Presiden Prabowo menilai kekuatan negara tidak semata-mata ditentukan oleh pengaruh geopolitik atau kapasitas ekonomi, tetapi juga oleh kemampuan pemerintah memenuhi kebutuhan dasar rakyat.
Pangan, energi, pendidikan, dan kesempatan untuk meningkatkan kesejahteraan disebut sebagai fondasi utama bagi terbentuknya negara yang tangguh.
“Dengan bersatu, kita juga menjadi lebih kuat. Kekuatan selalu bermula dari dalam negeri bersama rakyat kita—lewat kemampuan kita untuk memenuhi kebutuhan pangan mereka, menjamin pasokan energi yang mereka perlukan, mendidik anak-anak kita, serta memberikan mereka kesempatan untuk hidup sejahtera.
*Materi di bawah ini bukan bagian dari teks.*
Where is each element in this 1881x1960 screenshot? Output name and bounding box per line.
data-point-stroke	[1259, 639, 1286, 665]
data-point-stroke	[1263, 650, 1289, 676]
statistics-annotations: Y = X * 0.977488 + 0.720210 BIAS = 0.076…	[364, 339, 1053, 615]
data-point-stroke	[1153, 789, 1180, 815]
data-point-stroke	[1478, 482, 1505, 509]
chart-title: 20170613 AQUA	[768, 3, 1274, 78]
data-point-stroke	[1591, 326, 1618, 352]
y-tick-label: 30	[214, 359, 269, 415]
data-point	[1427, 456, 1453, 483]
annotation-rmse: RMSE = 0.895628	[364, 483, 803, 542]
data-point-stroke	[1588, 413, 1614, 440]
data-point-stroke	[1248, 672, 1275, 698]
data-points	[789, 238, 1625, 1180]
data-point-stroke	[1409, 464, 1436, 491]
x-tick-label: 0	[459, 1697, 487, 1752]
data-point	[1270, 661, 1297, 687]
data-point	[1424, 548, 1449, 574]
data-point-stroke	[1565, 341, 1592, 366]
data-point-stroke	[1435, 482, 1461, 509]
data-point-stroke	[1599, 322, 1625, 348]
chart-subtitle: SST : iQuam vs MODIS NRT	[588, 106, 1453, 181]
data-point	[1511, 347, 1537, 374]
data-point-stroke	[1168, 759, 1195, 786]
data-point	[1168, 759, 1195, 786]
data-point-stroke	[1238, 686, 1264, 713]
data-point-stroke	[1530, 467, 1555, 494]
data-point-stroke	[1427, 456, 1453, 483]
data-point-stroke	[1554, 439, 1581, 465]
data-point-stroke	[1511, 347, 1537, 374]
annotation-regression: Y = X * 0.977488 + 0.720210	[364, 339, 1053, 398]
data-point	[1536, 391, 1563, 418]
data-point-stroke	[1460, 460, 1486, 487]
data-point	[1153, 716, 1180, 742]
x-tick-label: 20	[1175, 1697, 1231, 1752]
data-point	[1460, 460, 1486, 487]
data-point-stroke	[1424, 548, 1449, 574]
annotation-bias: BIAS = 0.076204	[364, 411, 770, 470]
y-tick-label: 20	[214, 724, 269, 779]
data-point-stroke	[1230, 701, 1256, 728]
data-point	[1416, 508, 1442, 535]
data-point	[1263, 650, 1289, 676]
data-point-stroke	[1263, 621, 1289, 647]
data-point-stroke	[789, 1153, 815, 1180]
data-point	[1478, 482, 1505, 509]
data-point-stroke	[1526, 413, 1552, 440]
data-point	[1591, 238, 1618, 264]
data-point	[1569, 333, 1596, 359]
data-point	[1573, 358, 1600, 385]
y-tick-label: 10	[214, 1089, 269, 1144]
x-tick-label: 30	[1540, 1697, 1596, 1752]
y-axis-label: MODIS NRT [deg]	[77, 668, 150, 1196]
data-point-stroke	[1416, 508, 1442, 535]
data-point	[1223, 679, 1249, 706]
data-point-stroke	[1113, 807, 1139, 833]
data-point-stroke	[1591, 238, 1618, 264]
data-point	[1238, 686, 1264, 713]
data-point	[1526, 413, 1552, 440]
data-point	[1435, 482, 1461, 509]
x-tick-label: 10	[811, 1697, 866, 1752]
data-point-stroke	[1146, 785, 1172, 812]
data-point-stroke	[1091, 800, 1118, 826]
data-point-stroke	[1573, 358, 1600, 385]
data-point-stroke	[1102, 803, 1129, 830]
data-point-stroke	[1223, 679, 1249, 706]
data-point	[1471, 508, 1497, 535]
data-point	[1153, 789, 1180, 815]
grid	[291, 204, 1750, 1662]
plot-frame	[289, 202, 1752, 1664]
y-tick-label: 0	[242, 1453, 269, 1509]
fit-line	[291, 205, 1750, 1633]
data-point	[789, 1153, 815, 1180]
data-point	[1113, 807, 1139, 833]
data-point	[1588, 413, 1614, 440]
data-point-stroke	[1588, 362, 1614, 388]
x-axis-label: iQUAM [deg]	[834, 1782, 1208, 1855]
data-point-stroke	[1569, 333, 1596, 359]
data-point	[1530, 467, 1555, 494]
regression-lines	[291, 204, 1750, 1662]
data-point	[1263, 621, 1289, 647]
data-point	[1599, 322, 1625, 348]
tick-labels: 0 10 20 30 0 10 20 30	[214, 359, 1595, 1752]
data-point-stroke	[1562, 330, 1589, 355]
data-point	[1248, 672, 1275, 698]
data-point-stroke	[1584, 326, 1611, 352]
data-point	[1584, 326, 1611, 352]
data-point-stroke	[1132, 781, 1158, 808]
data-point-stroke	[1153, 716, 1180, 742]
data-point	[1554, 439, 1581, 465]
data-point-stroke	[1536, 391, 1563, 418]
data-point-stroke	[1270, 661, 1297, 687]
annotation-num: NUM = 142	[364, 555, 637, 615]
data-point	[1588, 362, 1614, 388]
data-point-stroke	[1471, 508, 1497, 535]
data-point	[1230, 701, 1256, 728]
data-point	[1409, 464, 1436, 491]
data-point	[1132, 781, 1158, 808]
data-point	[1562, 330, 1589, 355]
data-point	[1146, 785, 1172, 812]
Begitulah cara kita membangun bangsa yang tangguh dan benar-benar mandiri,” tuturnya.
Pandangan tersebut sekaligus menegaskan pentingnya ketahanan nasional sebagai dasar bagi setiap negara untuk menentukan kebijakan dan masa depannya tanpa ketergantungan berlebihan kepada kekuatan tertentu.
Presiden Prabowo menegaskan Indonesia tidak ingin berada dalam posisi yang mudah didikte oleh pihak lain.